P131. Systematic analysis of factors associated with progression and regression of ulcerative colitis in the Swiss IBD Cohort study
E. Safroneeva1, S. Vavricka2, N. Fournier3,4, F. Seibold5, C. Mottet6, A. Straumann7, G. Rogler2, A. Schoepfer6, 1University of Bern, Institute of Social and Preventive Medicine, Bern, Switzerland, 2University of Zurich, Gastroenterology and Hepatology, Zurich, Switzerland, 3Institute of Social and Preventive Medicine, Healthcare Evaluation Unit, Lausanne, Switzerland, 4University of Lausanne, IUMSP, Lausanne, Switzerland, 5University Hospital Bern, Gastroenterology and Hepatology, Bern, Switzerland, 6University of Lausanne, Gastroenterology and Hepatology, Lausanne, Switzerland, 7University of Basel, Gastroenterology and Hepatology, Basel, Switzerland
There is a lack of studies having systematically assessed in a large cohort of patients with ulcerative colitis (UC) the disease location over time as well as risk factors associated with progression or regression of disease extent. We aimed to assess disease location over time and to evaluate associated risk factors.

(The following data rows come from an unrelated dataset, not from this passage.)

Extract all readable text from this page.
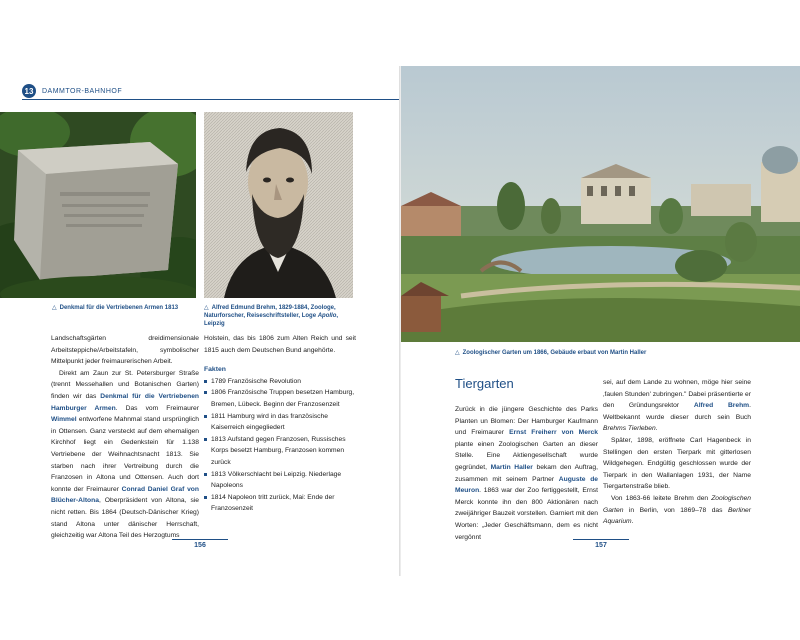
13	DAMMTOR-BAHNHOF
△ Denkmal für die Vertriebenen Armen 1813	△ Alfred Edmund Brehm, 1829-1884, Zoologe, Naturforscher, Reiseschriftsteller, Loge Apollo, Leipzig

Landschaftsgärten dreidimensionale Arbeitsteppiche/Arbeitstafeln, symbolischer Mittelpunkt jeder freimaurerischen Arbeit.

Direkt am Zaun zur St. Petersburger Straße (trennt Messehallen und Botanischen Garten) finden wir das Denkmal für die Vertriebenen Hamburger Armen. Das vom Freimaurer Wimmel entworfene Mahnmal stand ursprünglich in Ottensen. Ganz versteckt auf dem ehemaligen Kirchhof liegt ein Gedenkstein für 1.138 Vertriebene der Weihnachtsnacht 1813. Sie starben nach ihrer Vertreibung durch die Franzosen in Altona und Ottensen. Auch dort konnte der Freimaurer Conrad Daniel Graf von Blücher-Altona, Oberpräsident von Altona, sie nicht retten. Bis 1864 (Deutsch-Dänischer Krieg) stand Altona unter dänischer Herrschaft, gleichzeitig war Altona Teil des Herzogtums

Holstein, das bis 1806 zum Alten Reich und seit 1815 auch dem Deutschen Bund angehörte.

Fakten
1789 Französische Revolution
1806 Französische Truppen besetzen Hamburg, Bremen, Lübeck. Beginn der Franzosenzeit
1811 Hamburg wird in das französische Kaiserreich eingegliedert
1813 Aufstand gegen Franzosen, Russisches Korps besetzt Hamburg, Franzosen kommen zurück
1813 Völkerschlacht bei Leipzig. Niederlage Napoleons
1814 Napoleon tritt zurück, Mai: Ende der Franzosenzeit
156
△ Zoologischer Garten um 1866, Gebäude erbaut von Martin Haller
Tiergarten

Zurück in die jüngere Geschichte des Parks Planten un Blomen: Der Hamburger Kaufmann und Freimaurer Ernst Freiherr von Merck plante einen Zoologischen Garten an dieser Stelle. Eine Aktiengesellschaft wurde gegründet, Martin Haller bekam den Auftrag, zusammen mit seinem Partner Auguste de Meuron. 1863 war der Zoo fertiggestellt, Ernst Merck konnte ihn den 800 Aktionären nach zweijähriger Bauzeit vorstellen. Garniert mit den Worten: „Jeder Geschäftsmann, dem es nicht vergönnt

sei, auf dem Lande zu wohnen, möge hier seine ‚faulen Stunden' zubringen." Dabei präsentierte er den Gründungsrektor Alfred Brehm. Weltbekannt wurde dieser durch sein Buch Brehms Tierleben.

Später, 1898, eröffnete Carl Hagenbeck in Stellingen den ersten Tierpark mit gitterlosen Wildgehegen. Endgültig geschlossen wurde der Tierpark in den Wallanlagen 1931, der Name Tiergartenstraße blieb.

Von 1863-66 leitete Brehm den Zoologischen Garten in Berlin, von 1869–78 das Berliner Aquarium.

157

Data from the Swiss IBD cohort study were analyzed. Patients were recruited from university centers (68%), regional hospitals (14%), and private practices (18%). Disease locations over time were analyzed and risk factor analysis for a change in disease location was performed using logistic regression modeling. Non parametric data are illustrated as median and interquartile range [IQR].

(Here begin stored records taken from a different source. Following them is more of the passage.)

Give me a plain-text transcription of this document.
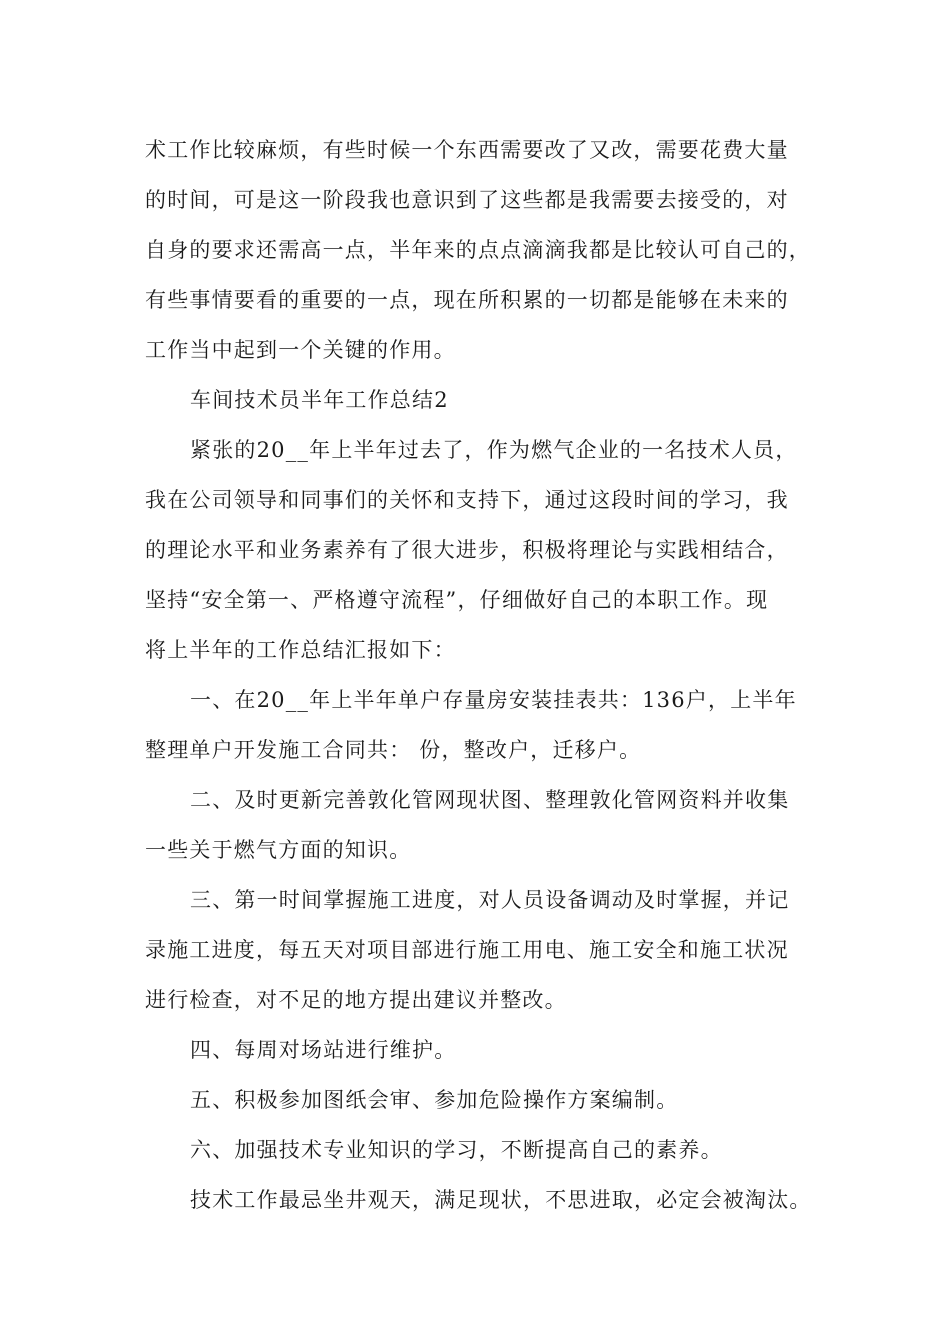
术工作比较麻烦，有些时候一个东西需要改了又改，需要花费大量
的时间，可是这一阶段我也意识到了这些都是我需要去接受的，对
自身的要求还需高一点，半年来的点点滴滴我都是比较认可自己的，
有些事情要看的重要的一点，现在所积累的一切都是能够在未来的
工作当中起到一个关键的作用。
车间技术员半年工作总结2
紧张的20__年上半年过去了，作为燃气企业的一名技术人员，
我在公司领导和同事们的关怀和支持下，通过这段时间的学习，我
的理论水平和业务素养有了很大进步，积极将理论与实践相结合，
坚持“安全第一、严格遵守流程”，仔细做好自己的本职工作。现
将上半年的工作总结汇报如下：
一、在20__年上半年单户存量房安装挂表共：136户，上半年
整理单户开发施工合同共： 份，整改户，迁移户。
二、及时更新完善敦化管网现状图、整理敦化管网资料并收集
一些关于燃气方面的知识。
三、第一时间掌握施工进度，对人员设备调动及时掌握，并记
录施工进度，每五天对项目部进行施工用电、施工安全和施工状况
进行检查，对不足的地方提出建议并整改。
四、每周对场站进行维护。
五、积极参加图纸会审、参加危险操作方案编制。
六、加强技术专业知识的学习，不断提高自己的素养。
技术工作最忌坐井观天，满足现状，不思进取，必定会被淘汰。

A total of 1,016 UC patients (45.6% females, median age at diagnosis 31 [23.3–40.5] years) were included. At diagnosis, UC patients presented with the following disease locations: 199 (19.6%) proctitis, 338 (33.3%) left sided colitis, 381 (37.5%) extensive colitis/pancolitis, and 98 (9.6%) unknown. During a median of 9 [5–16] years disease duration, a disease progression was documented in 145/1016 (14.3%) of patients, a regression in 176/1016 (17.3%) of patients, whereas 624/1016 (61.4%) of patients had a stable disease location (7% of patients with unknown evolution of disease location over time). Logistic regression modeling identified the following factors associated with disease progression in UC patients presenting with proctitis or left-sided UC at diagnosis: treatment with systemic steroids (OR 2.077, 95%-CI 1.359–3.174, p = 0.001), treatment with immunomodulators (azathioprine, 6-MP, methotrexate) (OR 1.647, 95%-CI 1.119–2.424, p = 0.011), treatment with TNF-antagonist(s) (OR 1.668, 95%-CI 1.077–2.581, p = 0.022), and treatment with calcineurin-inhibitors (OR 3.159, 95%-CI 1.679–5.943, p < 0.001). Neither gender, age at UC diagnosis, body mass index, presence of extraintestinal manifestations, smoking status at diagnosis, positive UC family history, nor 5-ASA treatment were associated with disease progression. No specific factors were found to be associated with regression in UC patients with extensive colitis/pancolitis or left-sided colitis at diagnosis.
Over a median of 9 years disease duration about two thirds of UC patients maintained the initial disease location whereas one third either had a progression or a regression of the initial disease location. Treatment with systemic steroids, immunomodulators, TNF-antagonists, or calcineurin-inhibitors was significantly associated with disease progression.